How should I store a tick before sending it for analysis?

How should I store a tick before sending it for analysis? - briefly

Store each tick in a thread‑safe, fixed‑size buffer (e.g., a ring queue) and serialize it to a compact binary format such as Protocol Buffers, optionally compressing before transmission. Persist the buffer to durable storage only if network delivery fails, preserving order and timestamps.

How should I store a tick before sending it for analysis? - in detail

When a single market event is captured, the data must be preserved in a form that guarantees accuracy, durability, and efficient transfer.

First, define the data structure. Include fields such as instrument identifier, exact timestamp (nanosecond resolution if available), price, size, exchange code, and any relevant flags. Use a fixed‑size binary layout (e.g., Protocol Buffers, FlatBuffers, or a custom struct) to avoid variable‑length overhead and to simplify deserialization on the receiving side.

Second, apply immediate validation. Verify that the timestamp is monotonic relative to the previous event for the same instrument, that price and size are within expected ranges, and that required fields are non‑null. Reject or flag any record that fails these checks before it is stored.

Third, choose a storage medium that matches the required latency and durability.
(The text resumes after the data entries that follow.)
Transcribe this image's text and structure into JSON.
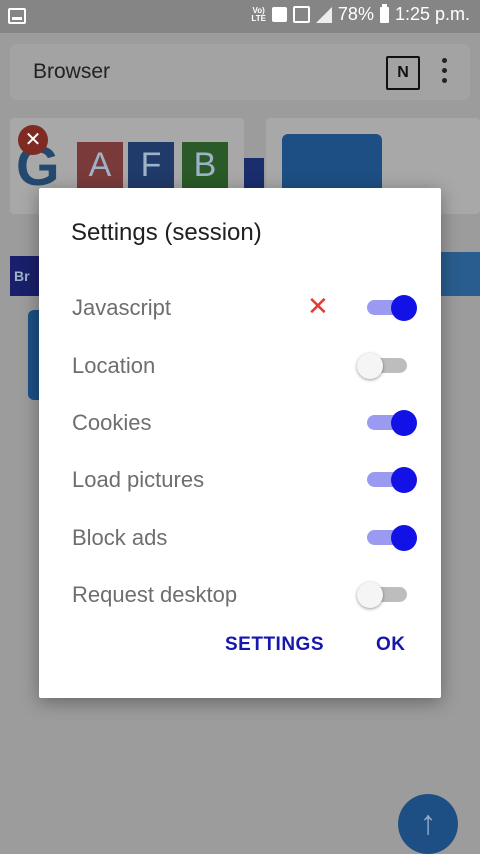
{
  "status_bar": {
    "network": "LTE",
    "battery": "78%",
    "time": "1:25 p.m."
  },
  "toolbar": {
    "title": "Browser",
    "tab_button": "N"
  },
  "background": {
    "tiles": [
      "A",
      "F",
      "B"
    ],
    "logo_letter": "G",
    "close_symbol": "✕",
    "left_stripe": "Br"
  },
  "dialog": {
    "title": "Settings (session)",
    "rows": [
      {
        "label": "Javascript",
        "enabled": true,
        "has_clear": true
      },
      {
        "label": "Location",
        "enabled": false
      },
      {
        "label": "Cookies",
        "enabled": true
      },
      {
        "label": "Load pictures",
        "enabled": true
      },
      {
        "label": "Block ads",
        "enabled": true
      },
      {
        "label": "Request desktop",
        "enabled": false
      }
    ],
    "clear_symbol": "✕",
    "buttons": {
      "settings": "SETTINGS",
      "ok": "OK"
    }
  },
  "fab": {
    "icon": "arrow-up-icon",
    "symbol": "↑"
  },
  "colors": {
    "accent": "#1212e6",
    "button_text": "#1616b0",
    "clear_icon": "#e53935"
  }
}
For short‑term buffering, place the record in an in‑memory ring buffer or lock‑free queue. Persist the same record to a fast write‑ahead log on SSD, using append‑only mode to guarantee crash recovery. Ensure the log file is flushed (fsync) at intervals that balance throughput and data loss risk.

Fourth, compress the data only after it has been written to the durable log. Apply a lightweight, fast algorithm such as LZ4 or Zstandard at a moderate compression level. Store the compressed chunk alongside an index that maps timestamps to file offsets, enabling rapid retrieval for later analysis.

Fifth, manage concurrency. Protect the in‑memory buffer with atomic operations or a concurrent queue implementation. Use separate threads for ingestion, validation, persistence, and compression to prevent bottlenecks. Each thread should communicate through thread‑safe queues, avoiding shared mutable state.

Sixth, prepare the payload for transmission. Serialize the compressed block into a network‑friendly format (e.g., MessagePack or a length‑prefixed binary frame). Attach a checksum (e.g., CRC32C) and a sequence identifier to detect corruption and ordering issues on the receiver side.

Seventh, implement error handling. If the network send fails, retry using exponential back‑off while preserving the original order. After a configurable number of attempts, move the payload to a dead‑letter queue for manual inspection.

Finally, monitor key metrics: ingestion latency, buffer occupancy, disk write latency, compression ratio, and transmission success rate. Export these metrics to a monitoring system to allow proactive tuning of buffer sizes, compression settings, and retry policies.

By following this sequence—structured binary representation, immediate validation, dual buffering (memory and durable log), fast compression, thread‑isolated pipelines, robust serialization, and disciplined error recovery—the tick can be stored reliably and transmitted efficiently for downstream analysis.